- Born: July 19, 1940 (age 86) Brooklyn, New York, U.S.
- Education: Florida State University
- Occupation: Sports broadcaster

= Spencer Ross =

American sportscaster (born 1940)

Spencer Ross (born July 19, 1940) is an American sportscaster. With the exception of the New York Mets, Ross has called play-by-play for every professional New York metropolitan area sports franchise, including the Yankees of MLB, the Nets and Knicks of the NBA, and Jets and Giants of the NFL. He has also called games for the Americans of the ABA and, in the NHL, for the New Jersey Devils, New York Islanders and the New York Rangers. Outside of New York, he has called games for the Florida State Seminoles and Boston Celtics. Nationally, he has worked for the NFL on NBC, Major League Baseball on CBS Radio, the NCAA Division I men's basketball tournament on Westwood One, and was the lead play-by-play announcer for the 1992 USA Olympic Dream Team with Dick Vitale.

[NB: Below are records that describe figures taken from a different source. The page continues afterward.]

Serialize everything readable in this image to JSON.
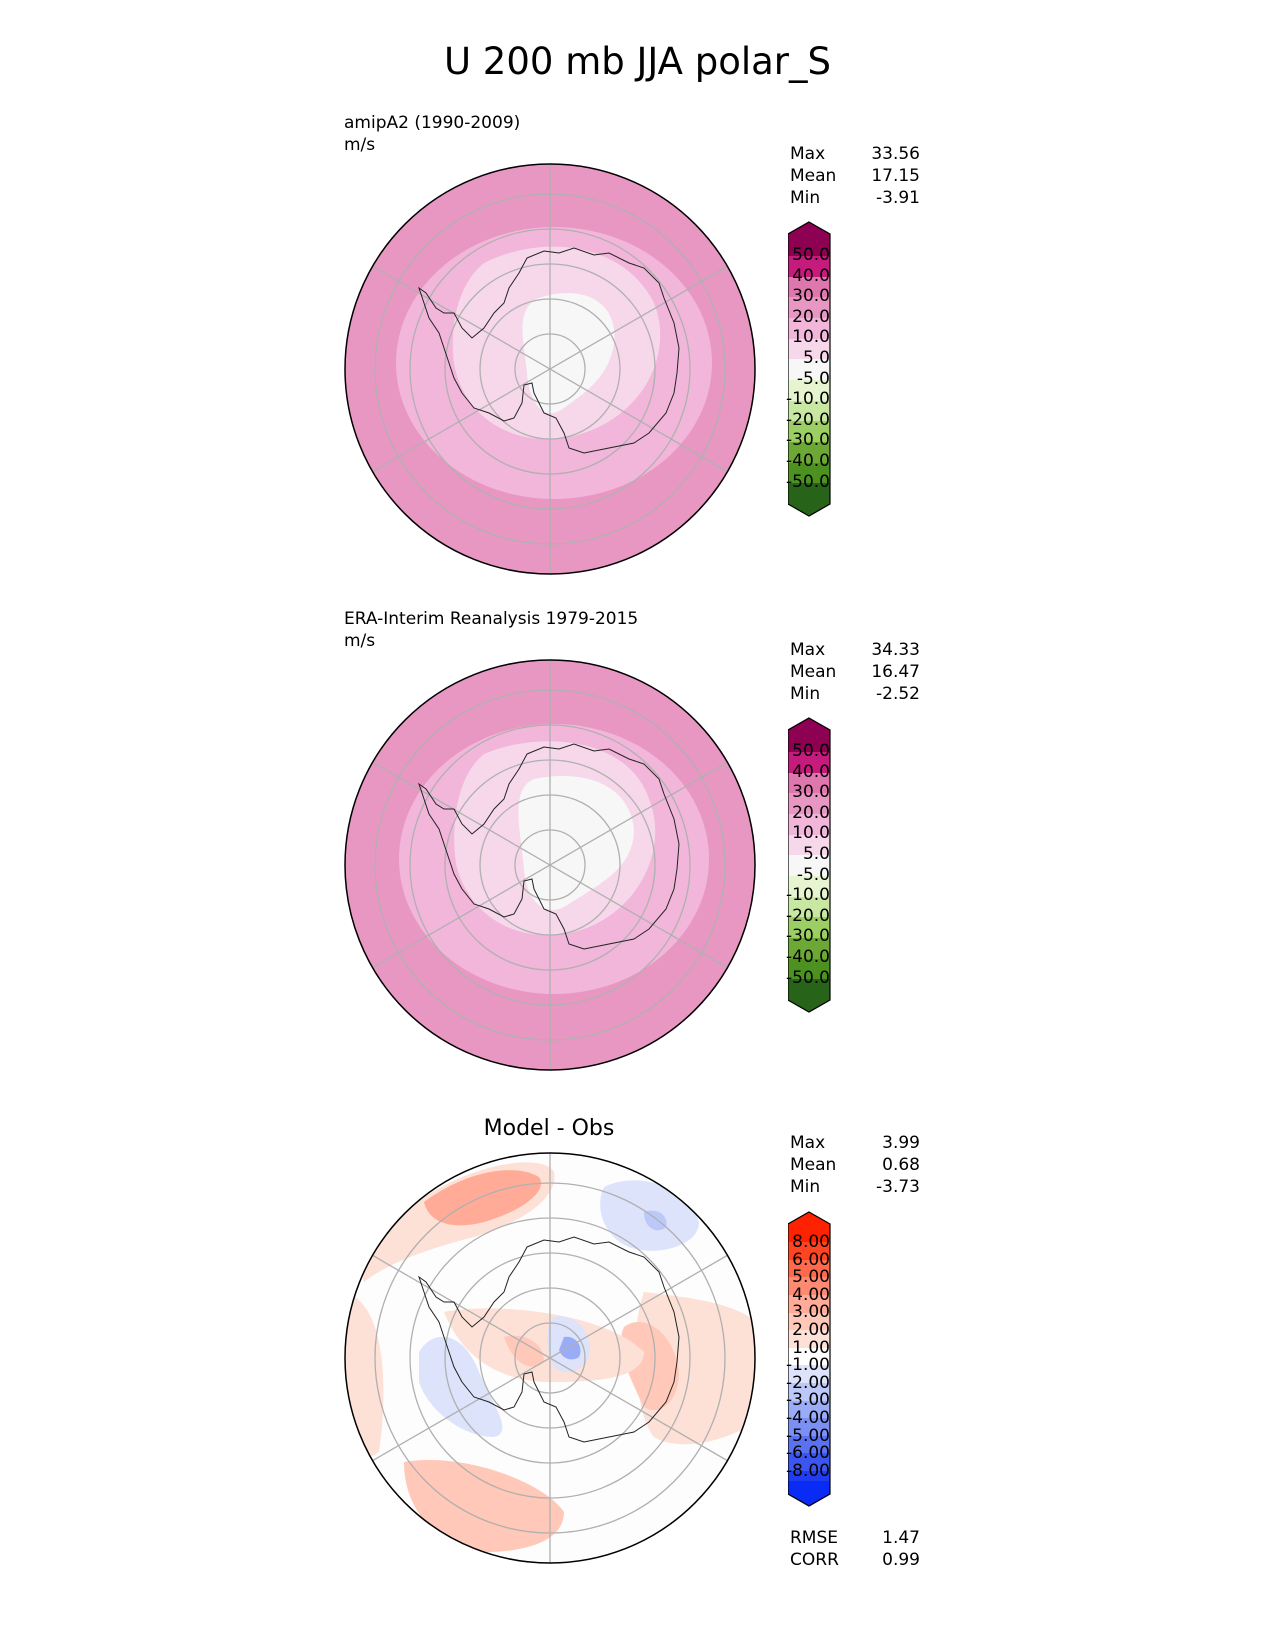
{
  "title": "U 200 mb JJA polar_S",
  "panels": [
    {
      "caption": "amipA2 (1990-2009)",
      "units": "m/s",
      "stats": {
        "max_label": "Max",
        "max": "33.56",
        "mean_label": "Mean",
        "mean": "17.15",
        "min_label": "Min",
        "min": "-3.91"
      },
      "colorbar_labels": [
        "50.0",
        "40.0",
        "30.0",
        "20.0",
        "10.0",
        "5.0",
        "-5.0",
        "-10.0",
        "-20.0",
        "-30.0",
        "-40.0",
        "-50.0"
      ]
    },
    {
      "caption": "ERA-Interim Reanalysis 1979-2015",
      "units": "m/s",
      "stats": {
        "max_label": "Max",
        "max": "34.33",
        "mean_label": "Mean",
        "mean": "16.47",
        "min_label": "Min",
        "min": "-2.52"
      },
      "colorbar_labels": [
        "50.0",
        "40.0",
        "30.0",
        "20.0",
        "10.0",
        "5.0",
        "-5.0",
        "-10.0",
        "-20.0",
        "-30.0",
        "-40.0",
        "-50.0"
      ]
    },
    {
      "caption": "Model - Obs",
      "stats": {
        "max_label": "Max",
        "max": "3.99",
        "mean_label": "Mean",
        "mean": "0.68",
        "min_label": "Min",
        "min": "-3.73"
      },
      "colorbar_labels": [
        "8.00",
        "6.00",
        "5.00",
        "4.00",
        "3.00",
        "2.00",
        "1.00",
        "-1.00",
        "-2.00",
        "-3.00",
        "-4.00",
        "-5.00",
        "-6.00",
        "-8.00"
      ],
      "rmse_label": "RMSE",
      "rmse": "1.47",
      "corr_label": "CORR",
      "corr": "0.99"
    }
  ],
  "colors": {
    "field_scale": [
      "#8e0152",
      "#c51b7d",
      "#de77ae",
      "#e897c3",
      "#f1b6da",
      "#f7d8ea",
      "#f7f7f7",
      "#e6f5d0",
      "#b8e186",
      "#9ccf63",
      "#7fbc41",
      "#5d9e2e",
      "#4d9221",
      "#276419"
    ],
    "diff_scale": [
      "#ff2200",
      "#ff4422",
      "#ff6a4d",
      "#ff8a72",
      "#ffab98",
      "#ffc8b8",
      "#fde0d6",
      "#ffffff",
      "#dce3fb",
      "#bcc8f8",
      "#9aacf6",
      "#7c90f3",
      "#5a72f1",
      "#3a55f0",
      "#1f3cf0",
      "#0a2af6"
    ]
  }
}
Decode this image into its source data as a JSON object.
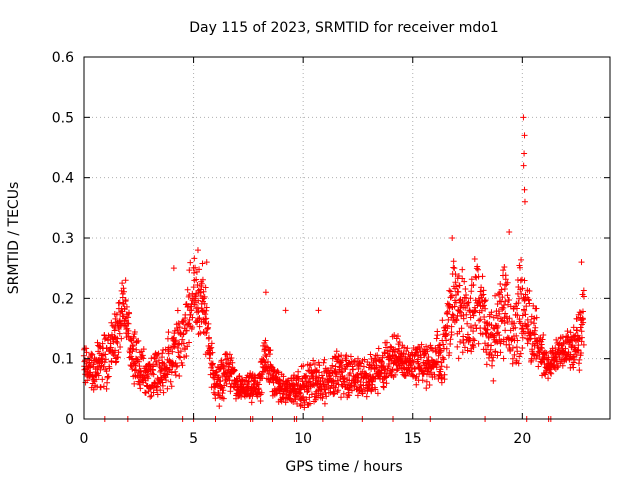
{
  "chart_data": {
    "type": "scatter",
    "title": "Day 115 of 2023, SRMTID for receiver mdo1",
    "xlabel": "GPS time / hours",
    "ylabel": "SRMTID / TECUs",
    "xlim": [
      0,
      24
    ],
    "ylim": [
      0,
      0.6
    ],
    "xticks": [
      0,
      5,
      10,
      15,
      20
    ],
    "yticks": [
      0,
      0.1,
      0.2,
      0.3,
      0.4,
      0.5,
      0.6
    ],
    "xtick_labels": [
      "0",
      "5",
      "10",
      "15",
      "20"
    ],
    "ytick_labels": [
      "0",
      "0.1",
      "0.2",
      "0.3",
      "0.4",
      "0.5",
      "0.6"
    ],
    "grid": true,
    "marker": "+",
    "color": "#ff0000",
    "envelope": {
      "x": [
        0,
        0.5,
        1.0,
        1.5,
        1.8,
        2.2,
        2.6,
        3.0,
        3.5,
        4.0,
        4.4,
        4.8,
        5.0,
        5.3,
        5.6,
        5.9,
        6.2,
        6.6,
        7.0,
        7.5,
        8.0,
        8.3,
        8.6,
        9.0,
        9.5,
        10.0,
        10.5,
        11.0,
        11.5,
        12.0,
        12.5,
        13.0,
        13.5,
        14.0,
        14.5,
        15.0,
        15.5,
        16.0,
        16.4,
        16.8,
        17.2,
        17.6,
        18.0,
        18.4,
        18.8,
        19.2,
        19.6,
        19.9,
        20.1,
        20.4,
        20.8,
        21.1,
        21.4,
        21.8,
        22.2,
        22.6,
        22.8
      ],
      "center": [
        0.09,
        0.08,
        0.1,
        0.14,
        0.18,
        0.12,
        0.08,
        0.07,
        0.08,
        0.1,
        0.13,
        0.18,
        0.21,
        0.2,
        0.17,
        0.07,
        0.06,
        0.09,
        0.05,
        0.05,
        0.05,
        0.11,
        0.07,
        0.05,
        0.05,
        0.05,
        0.06,
        0.06,
        0.08,
        0.07,
        0.07,
        0.07,
        0.08,
        0.1,
        0.1,
        0.09,
        0.09,
        0.09,
        0.12,
        0.19,
        0.17,
        0.16,
        0.21,
        0.13,
        0.14,
        0.19,
        0.14,
        0.18,
        0.2,
        0.14,
        0.12,
        0.09,
        0.1,
        0.11,
        0.11,
        0.13,
        0.17
      ],
      "spread": [
        0.03,
        0.03,
        0.04,
        0.05,
        0.04,
        0.04,
        0.03,
        0.03,
        0.03,
        0.04,
        0.05,
        0.06,
        0.05,
        0.06,
        0.05,
        0.03,
        0.03,
        0.03,
        0.02,
        0.02,
        0.02,
        0.05,
        0.03,
        0.02,
        0.02,
        0.03,
        0.03,
        0.03,
        0.03,
        0.03,
        0.03,
        0.03,
        0.03,
        0.03,
        0.03,
        0.03,
        0.03,
        0.03,
        0.05,
        0.06,
        0.06,
        0.05,
        0.07,
        0.04,
        0.06,
        0.07,
        0.05,
        0.07,
        0.06,
        0.05,
        0.04,
        0.02,
        0.02,
        0.03,
        0.03,
        0.04,
        0.05
      ]
    },
    "spikes": [
      {
        "x": 20.05,
        "y": 0.5
      },
      {
        "x": 20.1,
        "y": 0.47
      },
      {
        "x": 20.08,
        "y": 0.44
      },
      {
        "x": 20.06,
        "y": 0.42
      },
      {
        "x": 20.1,
        "y": 0.38
      },
      {
        "x": 20.12,
        "y": 0.36
      },
      {
        "x": 19.4,
        "y": 0.31
      },
      {
        "x": 16.8,
        "y": 0.3
      },
      {
        "x": 5.2,
        "y": 0.28
      },
      {
        "x": 5.6,
        "y": 0.26
      },
      {
        "x": 4.1,
        "y": 0.25
      },
      {
        "x": 22.7,
        "y": 0.26
      },
      {
        "x": 1.9,
        "y": 0.23
      },
      {
        "x": 8.3,
        "y": 0.21
      },
      {
        "x": 9.2,
        "y": 0.18
      },
      {
        "x": 10.7,
        "y": 0.18
      }
    ],
    "zero_points_x": [
      0.95,
      2.0,
      4.5,
      5.0,
      6.0,
      7.6,
      7.7,
      8.6,
      9.6,
      9.7,
      10.9,
      12.7,
      14.1,
      15.8,
      18.3,
      20.2,
      21.2,
      21.3
    ]
  }
}
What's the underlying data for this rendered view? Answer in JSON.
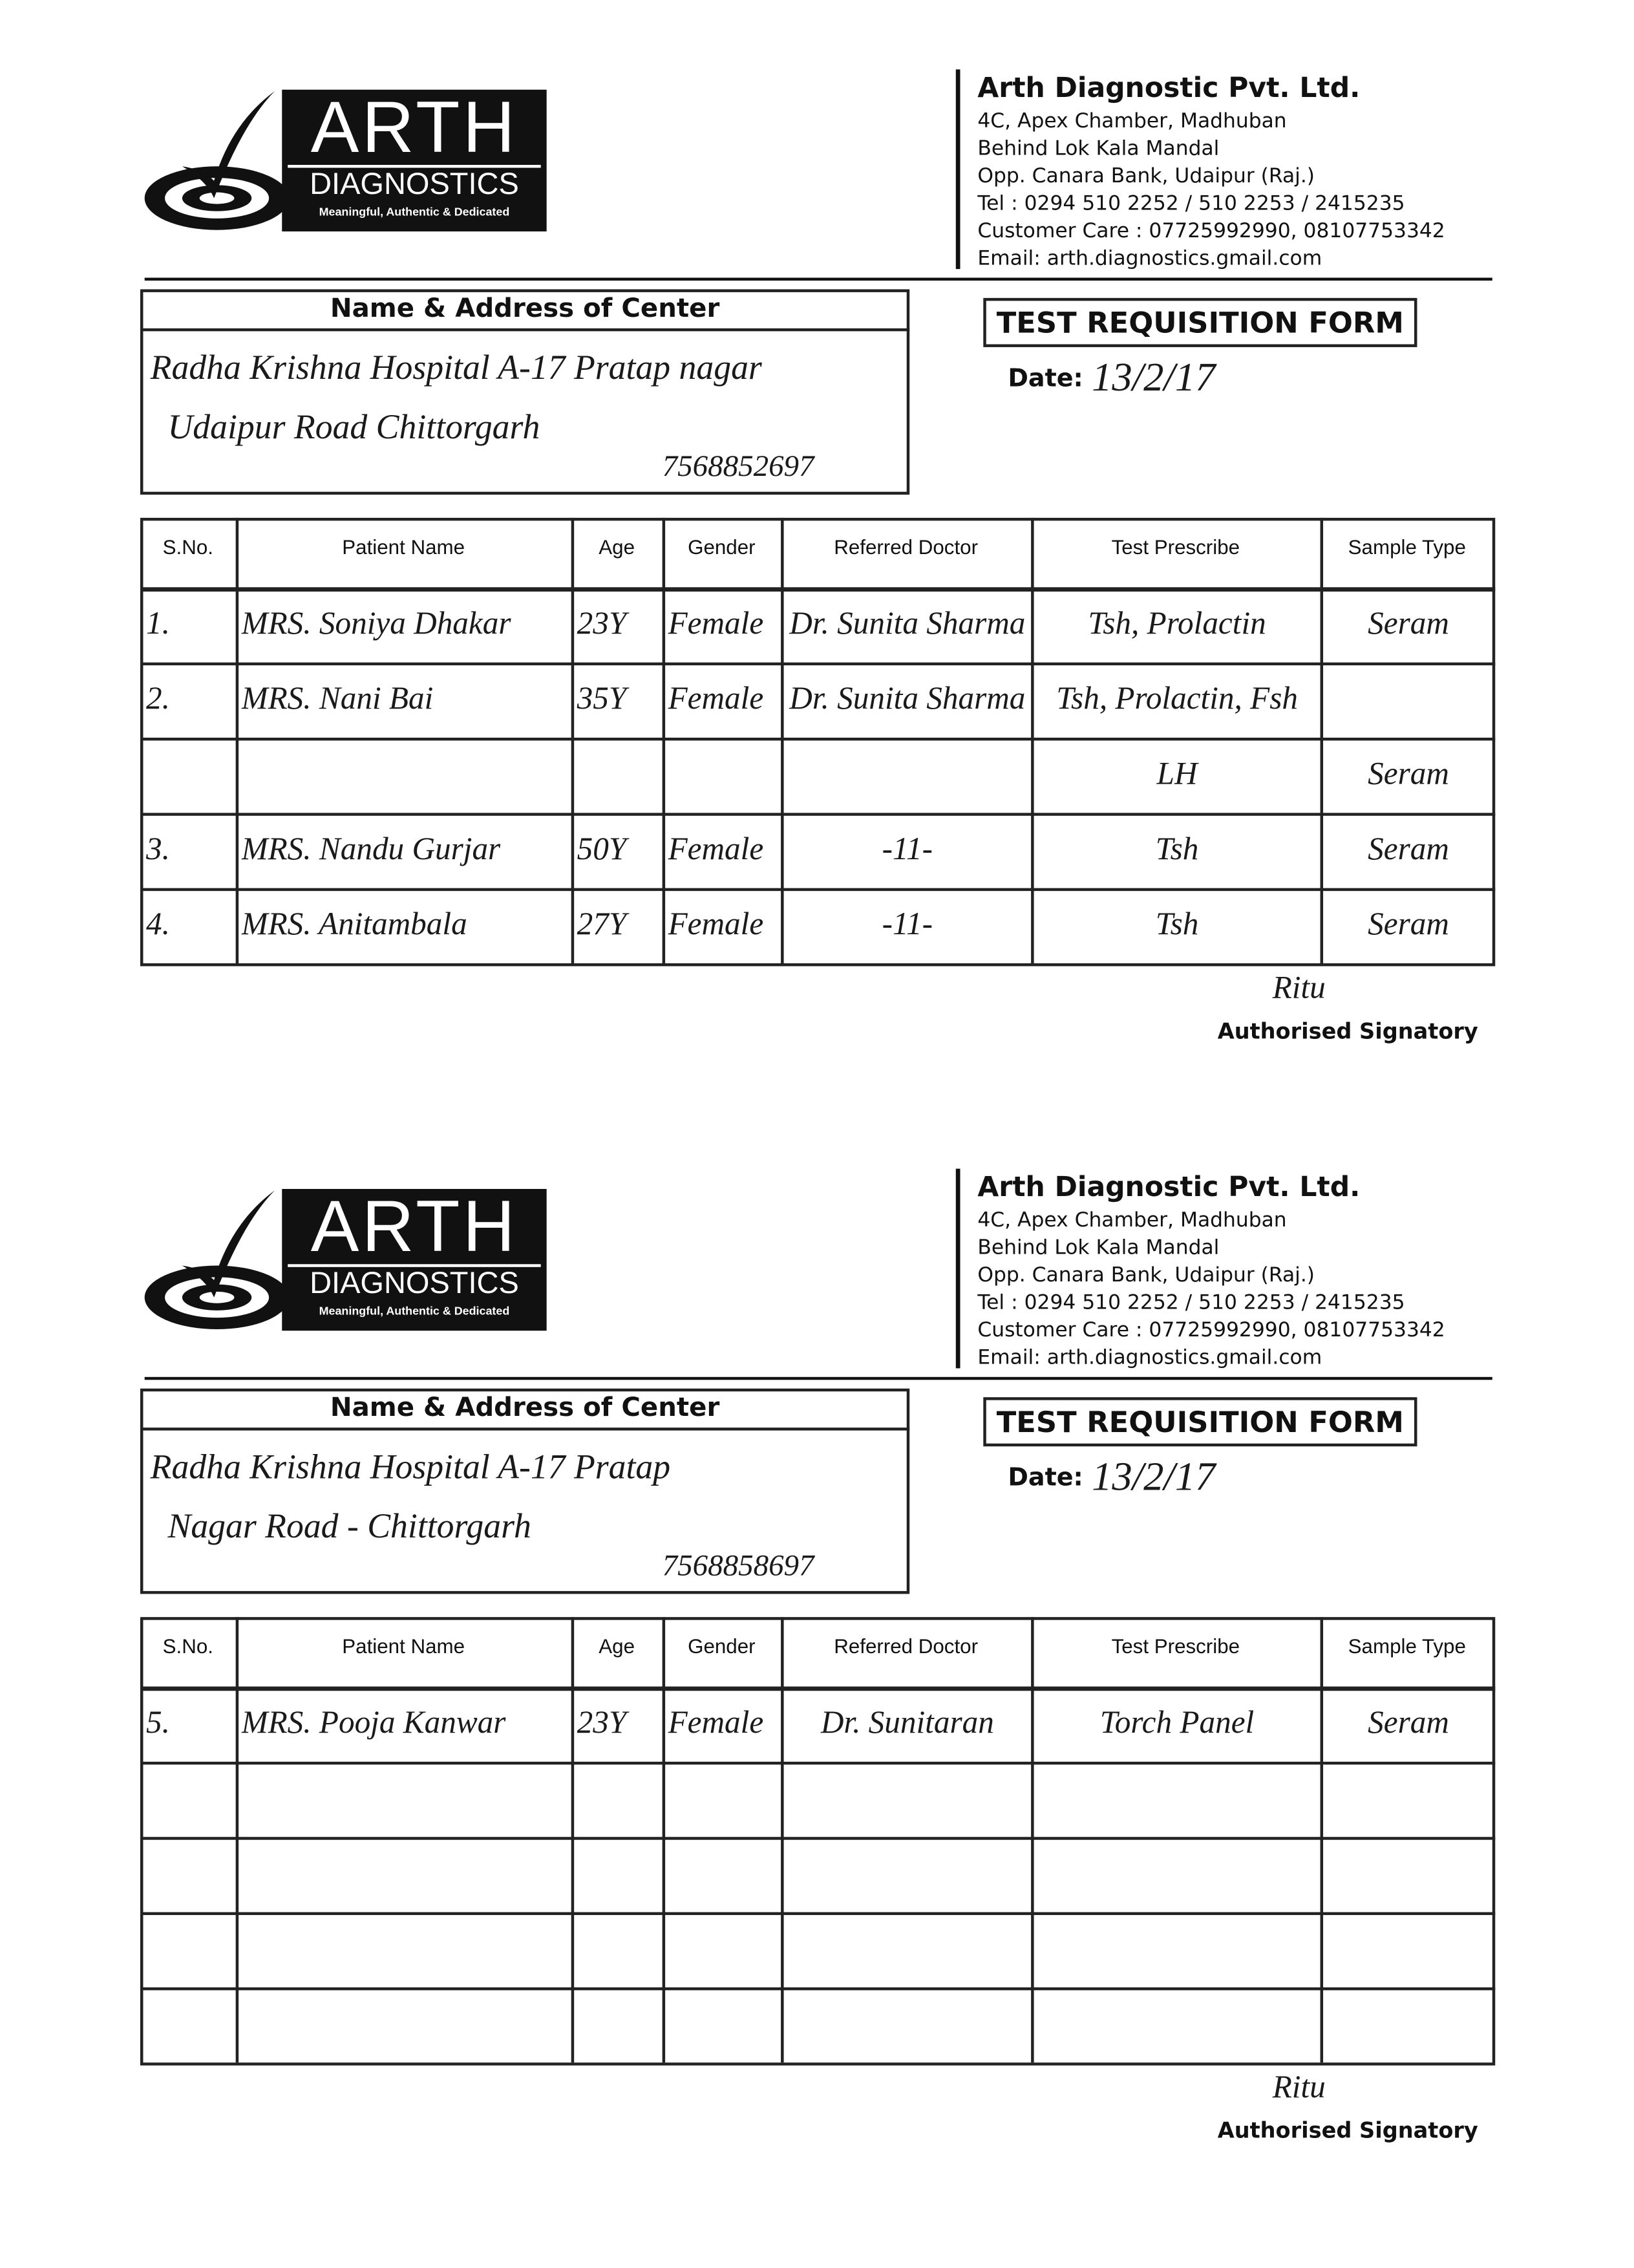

Ross's mentor was Marty Glickman, who tutored Ross at around the same time as his better-known pupil, Marv Albert. Discussing his two star pupils (Albert and Ross), Glickman once noted that Ross was one of the best, if not the best radio play-by-player ever to call a game citing his distinctive voice and ability to make smooth transitions during game play. Further, Phil Rizzuto, one of Ross's broadcasting partners during the latter's three-year tenure with the Yankees, was once quoted as saying that Ross was "The Best Broadcaster" he had ever worked with.

Ross attended Florida State University on a basketball scholarship and, while there, called baseball and basketball games for the Seminoles and hosted a jazz show on WTNT in Tallahassee, Florida.

He currently does weekend sports updates for WINS-AM.

In 2009, he was inducted into the NYC Basketball Hall of Fame.

Ross was inducted into both the New York State Baseball and New York State Basketball Halls of Fame, becoming one of the first to be a dual New York State Hall of Fame inductee.